Tuesday, 7 July 2009

Raindrops keep falling on my head...

The monsoon season is upon us and the five minute cycle to work this morning resulted in Lee and I looking like we had jumped in a swimming pool with all our clothes on. Two hours later and the rain is falling even harder, the streets have become rivers, the parks are paddling pools and the thunder so loud that it creates vibrations. It is quite something, that's for sure. One of our Korean colleagues has said that South Korea's climate is becoming more and more like South East Asia's with very hot days and torrential downpours in the summer. Still, it is very refreshing as the constant humidity of Asian summers can be quite draining for somebody who is used to about two weeks of sunshine a year!

We have now moved into our new apartment which we should be staying in until the end of our contract. It's a fairly large (by Korean standards) three bed apartment on the fourteenth floor so we're pretty high up. We have a balcony and a decent sized kitchen and we have spent quite a lot of time cleaning and decorating the place to make it feel more homely. It's lovely to finally have some furniture and be able to relax on the sofa in the evenings and eat at a table rather than on the bed.

Last weekend was fairly low key. All the Americans were celebrating Independence Day and we were invited to a celebratory barbeque. It was nice to meet some new people but social events here always seemed to be ruined by loud mouthed Americans who mistakenly think that people care about what they have to say. I don't have a problem with Americans, some of them are interesting, culturally aware and very pleasant to be around- though I have to say, in my experience, this particular type of American is a rare sighting.

Next weekend we are hoping to go to Geoje Island which is on the Southern coast of the Gyeongsangnamdo province and is joined to the mainland by two bridges. It is supposed to be very pretty and mountainous with some nice beaches and spectacular rock formations so it should make for a relaxing weekend away. There is also a prisoner of war museum on the island which is supposed to be really interesting though explicitly racist towards the Japanese. There is a blatant hatred towards the Japanese here. I'm not sure if it's the same all over Korea or whether it is more prominent because we are in a fairly rural city and people are quite stuck in their ways. Even my students talk with real animosity towards the Japanese and most of them are no older than twelve or thirteen. It seems pretty clear that the Japanese did a lot of damage to Korea though. Even though Korea has one of the oldest civilisations in the world, there isn't much around to suggest that. When the Japanese ruled here as part of the 'Imperialist expansion of Japan' between 1910-1945 they seemed to have totally obliterated any Korean culture and replaced it with their own.

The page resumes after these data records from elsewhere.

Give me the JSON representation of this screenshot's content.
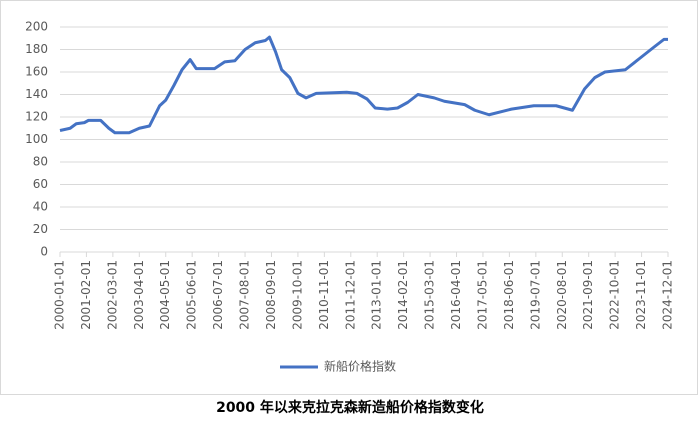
{
  "chart_data": {
    "type": "line",
    "title": "2000 年以来克拉克森新造船价格指数变化",
    "x": [
      "2000-01-01",
      "2000-06-01",
      "2000-09-01",
      "2001-01-01",
      "2001-03-01",
      "2001-09-01",
      "2002-01-01",
      "2002-04-01",
      "2002-11-01",
      "2003-04-01",
      "2003-09-01",
      "2004-02-01",
      "2004-05-01",
      "2004-09-01",
      "2005-01-01",
      "2005-05-01",
      "2005-08-01",
      "2006-05-01",
      "2006-10-01",
      "2007-03-01",
      "2007-08-01",
      "2008-01-01",
      "2008-06-01",
      "2008-08-01",
      "2008-11-01",
      "2009-02-01",
      "2009-06-01",
      "2009-10-01",
      "2010-02-01",
      "2010-07-01",
      "2011-10-01",
      "2012-03-01",
      "2012-08-01",
      "2012-12-01",
      "2013-06-01",
      "2013-11-01",
      "2014-04-01",
      "2014-09-01",
      "2015-05-01",
      "2015-10-01",
      "2016-08-01",
      "2017-01-01",
      "2017-08-01",
      "2018-07-01",
      "2019-06-01",
      "2020-05-01",
      "2020-09-01",
      "2021-01-01",
      "2021-07-01",
      "2021-12-01",
      "2022-05-01",
      "2023-03-01",
      "2023-10-01",
      "2024-05-01",
      "2024-10-01",
      "2024-12-01"
    ],
    "series": [
      {
        "name": "新船价格指数",
        "color": "#4472c4",
        "values": [
          108,
          110,
          114,
          115,
          117,
          117,
          110,
          106,
          106,
          110,
          112,
          130,
          135,
          148,
          162,
          171,
          163,
          163,
          169,
          170,
          180,
          186,
          188,
          191,
          178,
          162,
          155,
          141,
          137,
          141,
          142,
          141,
          136,
          128,
          127,
          128,
          133,
          140,
          137,
          134,
          131,
          126,
          122,
          127,
          130,
          130,
          128,
          126,
          145,
          155,
          160,
          162,
          172,
          182,
          189,
          189
        ]
      }
    ],
    "xlim": [
      "2000-01-01",
      "2024-12-01"
    ],
    "xticks": [
      "2000-01-01",
      "2001-02-01",
      "2002-03-01",
      "2003-04-01",
      "2004-05-01",
      "2005-06-01",
      "2006-07-01",
      "2007-08-01",
      "2008-09-01",
      "2009-10-01",
      "2010-11-01",
      "2011-12-01",
      "2013-01-01",
      "2014-02-01",
      "2015-03-01",
      "2016-04-01",
      "2017-05-01",
      "2018-06-01",
      "2019-07-01",
      "2020-08-01",
      "2021-09-01",
      "2022-10-01",
      "2023-11-01",
      "2024-12-01"
    ],
    "ylim": [
      0,
      200
    ],
    "yticks": [
      0,
      20,
      40,
      60,
      80,
      100,
      120,
      140,
      160,
      180,
      200
    ],
    "grid": true
  }
}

"Means of cultural suppression by the Japanese included the method of “altering” public monuments, including several well-known temples, palaces, scripts, memorials, and statues. Songs and poems originally dedicated to Korean Emperors were re-written to adore the Japanese Emperor. Carved monuments underwent alterations to the Chinese characters to delete or change part of their meaning. Two of the more notorious events are noted. The
Sungnyemun, a virtual symbol of Korea, was altered by the addition of large, Shinto-style golden horns near the roofs (later removed by the South Korean government after independence). Gyeongbokgung, a former Korean palace, was demolished and the Japanese General Government Building built in the exact location. The Korean History Compilation Committee confiscated and burned Korean history booksMany ancient Korean texts that were discovered mentioning Korean military and cultural exploits or Japan's historic inferiority and uncivilized behavior such as Wokou were deleted methodically; in general, the awareness of Korean history among Koreans declined during this period. Japan altered the history to rationalize the occupation of Korea to the international community and the Korean History Compilation Committee appeared to be an extension of that action."

I guess this is why Korea can feel like such a modern country at times- it's history has almost been erased.

We have booked a holiday to Jeju-do which is Korea's holiday island. We are going for 6 days on the 25th July and this is the only vacation that we will have until Christmas. It is a volcanic island and it is supposed to be very tropical and beautiful and is home to the world's longest lava tubes. My students say that it is almost like going to a different country as the beaches are coated with palm trees and pineapples grow everywhere. It is supposed to be one of the only places in Korea where the ajummas (old women) still go diving to collect seafood to sell and eat. They don't use any breathing apparatus as they can hold their breath for up to 2 minutes whilst they search along the seabed for anything vaguely edible. These women go diving in all seasons and most of them are over 60. They are the last generation of their kind though as their daughters have found other more 'normal' jobs in shops and restaurants.

Anyway, that's all for now. Sorry there are no photos but we don't have the Internet at home yet so we can't upload any. We'll sort this out soon though!